Thursday, August 13, 2015: 8:00 AM
326, Baltimore Convention Center
Karin T. Burghardt, Ecology and Evolutionary Biology, Yale University, New Haven, CT
Oswald J. Schmitz, School of Forestry and Environmental Studies, Yale University, New Haven, CT

Recently, scientists have become very interested in connecting genetic material to ecosystem processes through plant traits (e.g. genes to ecosystems). However, genetic effects are modified by interactions with the environment that can change phenotypic expression of key traits. If phenotypes are quite plastic than the environment may be a better predictor of the impact of plants on ecosystem processes than genotype. A preliminary greenhouse experiment demonstrated that S. altissima alters plant defense strategies across nutrient environments with characteristic suites of plant trait responses to Melanoplus femurrubrum herbivory (leaf toughness, nutrient content etc.) in each context.
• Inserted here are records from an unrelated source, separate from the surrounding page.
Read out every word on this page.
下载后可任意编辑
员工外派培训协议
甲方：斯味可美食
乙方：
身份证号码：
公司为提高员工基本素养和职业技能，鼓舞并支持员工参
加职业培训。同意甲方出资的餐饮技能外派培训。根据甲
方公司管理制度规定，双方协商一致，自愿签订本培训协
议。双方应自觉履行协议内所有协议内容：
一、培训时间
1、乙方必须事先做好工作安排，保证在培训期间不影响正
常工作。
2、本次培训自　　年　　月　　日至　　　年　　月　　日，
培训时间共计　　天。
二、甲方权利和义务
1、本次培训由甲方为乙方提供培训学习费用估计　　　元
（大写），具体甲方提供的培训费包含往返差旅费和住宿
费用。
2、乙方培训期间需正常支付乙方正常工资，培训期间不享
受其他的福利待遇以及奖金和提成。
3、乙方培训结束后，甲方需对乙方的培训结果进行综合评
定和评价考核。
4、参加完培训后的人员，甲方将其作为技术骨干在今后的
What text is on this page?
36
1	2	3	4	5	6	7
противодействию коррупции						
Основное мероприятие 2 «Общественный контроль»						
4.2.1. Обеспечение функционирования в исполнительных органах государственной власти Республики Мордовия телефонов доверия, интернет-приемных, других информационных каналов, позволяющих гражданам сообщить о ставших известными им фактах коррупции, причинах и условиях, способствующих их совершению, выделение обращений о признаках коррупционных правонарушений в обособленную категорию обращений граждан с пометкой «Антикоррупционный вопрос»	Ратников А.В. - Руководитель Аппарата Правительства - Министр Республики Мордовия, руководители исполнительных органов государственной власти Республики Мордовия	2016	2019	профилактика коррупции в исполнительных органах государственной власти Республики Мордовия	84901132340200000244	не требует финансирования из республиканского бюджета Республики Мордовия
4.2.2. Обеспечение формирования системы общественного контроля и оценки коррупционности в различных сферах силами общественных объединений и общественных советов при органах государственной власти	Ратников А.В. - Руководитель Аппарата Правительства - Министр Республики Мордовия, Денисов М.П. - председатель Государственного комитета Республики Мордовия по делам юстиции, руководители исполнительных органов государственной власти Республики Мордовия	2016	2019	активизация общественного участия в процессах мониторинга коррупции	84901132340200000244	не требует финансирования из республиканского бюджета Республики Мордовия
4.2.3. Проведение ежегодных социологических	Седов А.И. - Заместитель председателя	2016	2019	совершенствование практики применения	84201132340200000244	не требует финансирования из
Because these traits are also a major determinant of decomposition in ecosystems, plasticity in plant defense strategies across contexts may play a strong role in mediating ecosystem processes. However, it is a challenge to understand how these individual plant responses scale within real ecosystems that are characterized by spatially clumped genotypes and nutrient environments. Here, we present results for a multi-year field mesocosm experiment designed to explicitly test the role of induced plant defense strategies and nutrient environment on ecosystem processes. We planted four genotypes of S. altissima from the greenhouse experiment within raised beds of homogenized soil and then imposed herbivory and nutrient treatments. 


Over the two-year interval of the experiment we monitored the raised beds for changes in plant traits, community dynamics, soil N and C, litter decomposition and microbial biomass. We found that plant trait expression within the field mesocosm experiment mirrored the results in greenhouse experiment with higher resistance at high nutrient levels and tolerance at low nutrient levels and a different magnitude response between genotypes. Herbivory also increased leaf toughness and LMA and occurred in conjunction with below-ground alterations in dynamics such as a decrease in litter decomposition and an increase in soil C mineralization. In addition, laboratory assays are examining how microbial communities with different herbivore and nutrient treatment histories perceive leaf litter from plants grown in different herbivore and nutrient contexts. Taken together, this experiment and decomposition assay presents a comprehensive look at whether phenotypic plasticity in the expression of plant defensive strategies has characteristic impacts on plant functional traits and thus ecosystem processes across contexts. Using this framework, functional traits may be useful tool for linking the evolution of plant defensive syndromes to ecosystem context and possibly bring to light eco-evolutionary feedbacks within old-field ecosystems.